Learning Generalized Hamiltonian Dynamics with Stability from Noisy Trajectory Data
This work addresses the problem of modeling complex physical systems for researchers in computational physics and machine learning, though it appears incremental as it builds on existing Hamiltonian learning methods.
The paper tackles the challenge of learning generalized Hamiltonian dynamics from noisy, sparse phase-space data by introducing a robust unsupervised framework based on variational Bayesian inference, achieving improved prediction accuracy with bounded uncertainty through stability and conservation constraints.
We introduce a robust framework for learning various generalized Hamiltonian dynamics from noisy, sparse phase-space data and in an unsupervised manner based on variational Bayesian inference.
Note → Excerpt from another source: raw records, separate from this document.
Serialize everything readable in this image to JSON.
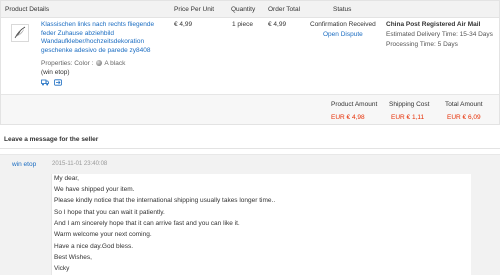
{
  "table": {
    "headers": {
      "product_details": "Product Details",
      "price_per_unit": "Price Per Unit",
      "quantity": "Quantity",
      "order_total": "Order Total",
      "status": "Status"
    }
  },
  "product": {
    "title_lines": [
      "Klassischen links nach rechts fliegende",
      "feder Zuhause abziehbild",
      "Wandaufkleber/hochzeitsdekoration",
      "geschenke adesivo de parede zy8408"
    ],
    "properties_label": "Properties: Color :",
    "color_value": "A black",
    "seller": "(win etop)",
    "icons": [
      "truck-icon",
      "return-icon"
    ],
    "price": "€ 4,99",
    "quantity": "1 piece",
    "order_total": "€ 4,99",
    "status": "Confirmation Received",
    "open_dispute": "Open Dispute",
    "shipping_method": "China Post Registered Air Mail",
    "delivery_time": "Estimated Delivery Time: 15-34 Days",
    "processing_time": "Processing Time: 5 Days"
  },
  "summary": {
    "product_amount_label": "Product Amount",
    "product_amount": "EUR € 4,98",
    "shipping_cost_label": "Shipping Cost",
    "shipping_cost": "EUR € 1,11",
    "total_amount_label": "Total Amount",
    "total_amount": "EUR € 6,09"
  },
  "message_section": {
    "heading": "Leave a message for the seller",
    "author": "win etop",
    "timestamp": "2015-11-01 23:40:08",
    "lines": [
      "My dear,",
      "We have shipped your item.",
      "Please kindly notice that the international shipping usually takes longer time..",
      "So I hope that you can wait it patiently.",
      "And I am sincerely hope that it can arrive fast and you can like it.",
      "Warm welcome your next coming.",
      "Have a nice day.God bless.",
      "Best Wishes,",
      "Vicky"
    ]
  },
  "colors": {
    "link": "#1a6cc1",
    "price_red": "#e62e04",
    "header_bg": "#f2f2f2"
  }
}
Although conservative, dissipative, and port-Hamiltonian systems might share the same initial total energy of a closed system, it is challenging for a single Hamiltonian network model to capture the distinctive and varying motion dynamics and physics of a phase space, from sampled observational phase space trajectories. To address this complicated Hamiltonian manifold learning challenge, we extend sparse symplectic, random Fourier Gaussian processes learning with predictive successive numerical estimations of the Hamiltonian landscape, using a generalized form of state and conjugate momentum Hamiltonian dynamics, appropriate to different classes of conservative, dissipative and port-Hamiltonian physical systems. In addition to the kernelized evidence lower bound (ELBO) loss for data fidelity, we incorporate stability and conservation constraints as additional hyper-parameter balanced loss terms to regularize the model's multi-gradients, enforcing physics correctness for improved prediction accuracy with bounded uncertainty.